There is a known lack of health outcomes evidence for most radiologic procedures, yet medical imaging is a major reason for growing MBS expenditure. While the report rightly expresses concern at the amount of computed tomography scanning occurring, the radiology committee is only focusing on three small areas: dual energy x-ray absorptiometry scanning, imaging of the knee, and diagnosis of deep vein thrombosis and pulmonary embolism. This subcommittee is off course.
Ensuring that radiologists undertake their responsibilities to reduce inappropriate imaging; time-based payments for ultrasound, limiting cascade imaging, and broad reduction of all unnecessary and expensive imaging would seem to be more pressing issues for this committee to address.
National concern regarding the number of funded endoscopies and large variations (up to 30 times) in use did not convince the expert committee that scopes were necessarily excessive or inappropriately costed. They proposed new items at a “cost neutral” position to government and also requested additional funding to support further procedures. The committee is evading facts of financing, that payments for relatively short procedures are excessive.
Both these committee reports expose the MBS review to criticism of whitewashing or protection of financial gravy trains.
Ensuring consumer participation is long overdue and is a welcome development. The release of general practice data and allied health feedback with the interim report was medico-politically naive. The report appears to reinterpret “low value care”. No longer were expensive and unnecessary procedures the problem, but rather “low value” administrative GP services.
The medical and lay press leapt on the material and reported low-value general practice services as a cause for major Medicare overexpenditure. The Royal Australian College of General Practitioners reacted with a terse official response claiming unfair targeting and questioning the impartiality of the review.

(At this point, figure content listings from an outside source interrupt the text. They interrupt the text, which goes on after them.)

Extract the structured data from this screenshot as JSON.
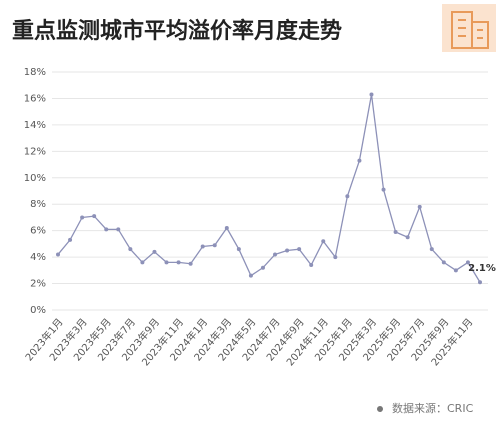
{
  "chart_data": {
    "type": "line",
    "title": "重点监测城市平均溢价率月度走势",
    "source": "数据来源：CRIC",
    "categories": [
      "2023年1月",
      null,
      "2023年3月",
      null,
      "2023年5月",
      null,
      "2023年7月",
      null,
      "2023年9月",
      null,
      "2023年11月",
      null,
      "2024年1月",
      null,
      "2024年3月",
      null,
      "2024年5月",
      null,
      "2024年7月",
      null,
      "2024年9月",
      null,
      "2024年11月",
      null,
      "2025年1月",
      null,
      "2025年3月",
      null,
      "2025年5月",
      null,
      "2025年7月",
      null,
      "2025年9月",
      null,
      "2025年11月",
      null
    ],
    "series": [
      {
        "color": "#8d91b8",
        "values": [
          4.2,
          5.3,
          7.0,
          7.1,
          6.1,
          6.1,
          4.6,
          3.6,
          4.4,
          3.6,
          3.6,
          3.5,
          4.8,
          4.9,
          6.2,
          4.6,
          2.6,
          3.2,
          4.2,
          4.5,
          4.6,
          3.4,
          5.2,
          4.0,
          8.6,
          11.3,
          16.3,
          9.1,
          5.9,
          5.5,
          7.8,
          4.6,
          3.6,
          3.0,
          3.6,
          2.1
        ],
        "value_labels": [
          null,
          null,
          null,
          null,
          null,
          null,
          null,
          null,
          null,
          null,
          null,
          null,
          null,
          null,
          null,
          null,
          null,
          null,
          null,
          null,
          null,
          null,
          null,
          null,
          null,
          null,
          null,
          null,
          null,
          null,
          null,
          null,
          null,
          null,
          null,
          "2.1%"
        ]
      }
    ],
    "ylim": [
      0,
      18
    ],
    "yticks": [
      {
        "value": 0,
        "label": "0%"
      },
      {
        "value": 2,
        "label": "2%"
      },
      {
        "value": 4,
        "label": "4%"
      },
      {
        "value": 6,
        "label": "6%"
      },
      {
        "value": 8,
        "label": "8%"
      },
      {
        "value": 10,
        "label": "10%"
      },
      {
        "value": 12,
        "label": "12%"
      },
      {
        "value": 14,
        "label": "14%"
      },
      {
        "value": 16,
        "label": "16%"
      },
      {
        "value": 18,
        "label": "18%"
      }
    ],
    "grid": true
  }
}
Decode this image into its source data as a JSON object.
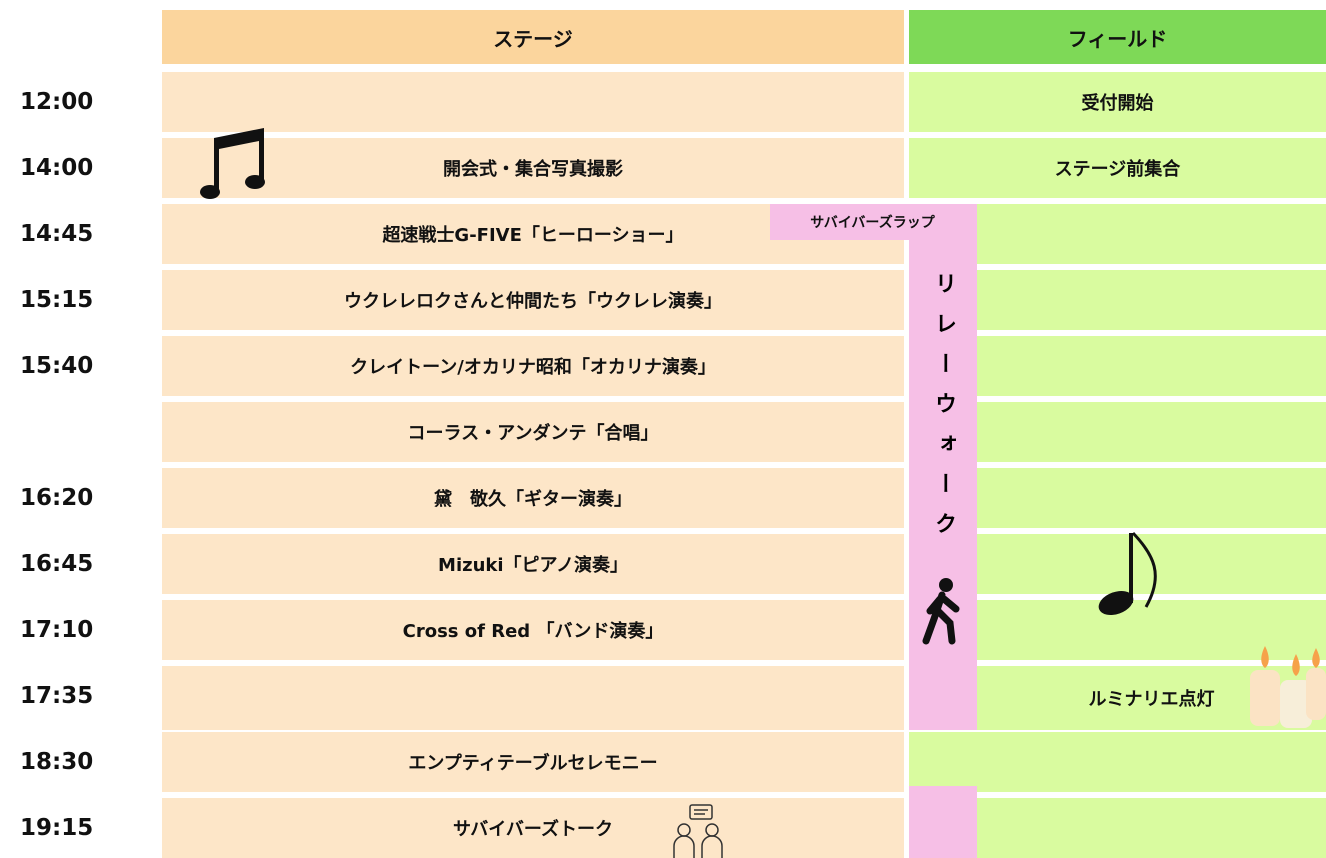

Tensions were compounded by references in the report to MBS performing suboptimally in facilitating access to specialists. Individual GPs launched a social media campaign (#justaGP) venting the frustrations of practising as a GP in a system which seemed to continually value and reward other types of care. Having half the profession offside is not an optimal outcome for the review so early in the process.
Overall however, at “the end of the beginning” Professor Robinson, chair of the taskforce, can be justifiably pleased. There are signs the review has glitches, but these can be corrected. Whether the review will be seen as an ambitious or perfunctory effort, whether it will deliver, will depend on a refocus on strategic priorities at this point. Funding and reform go hand in hand, and a more calculated oversight is needed to ensure maximal benefit out of this MBS review opportunity.
Dr Evan Ackermann is a GP at the University Medical Centre, Southern Cross University, Gold Coast, Queensland, and the chair of the Royal Australian College of General Practitioners Expert Committee – Quality Care.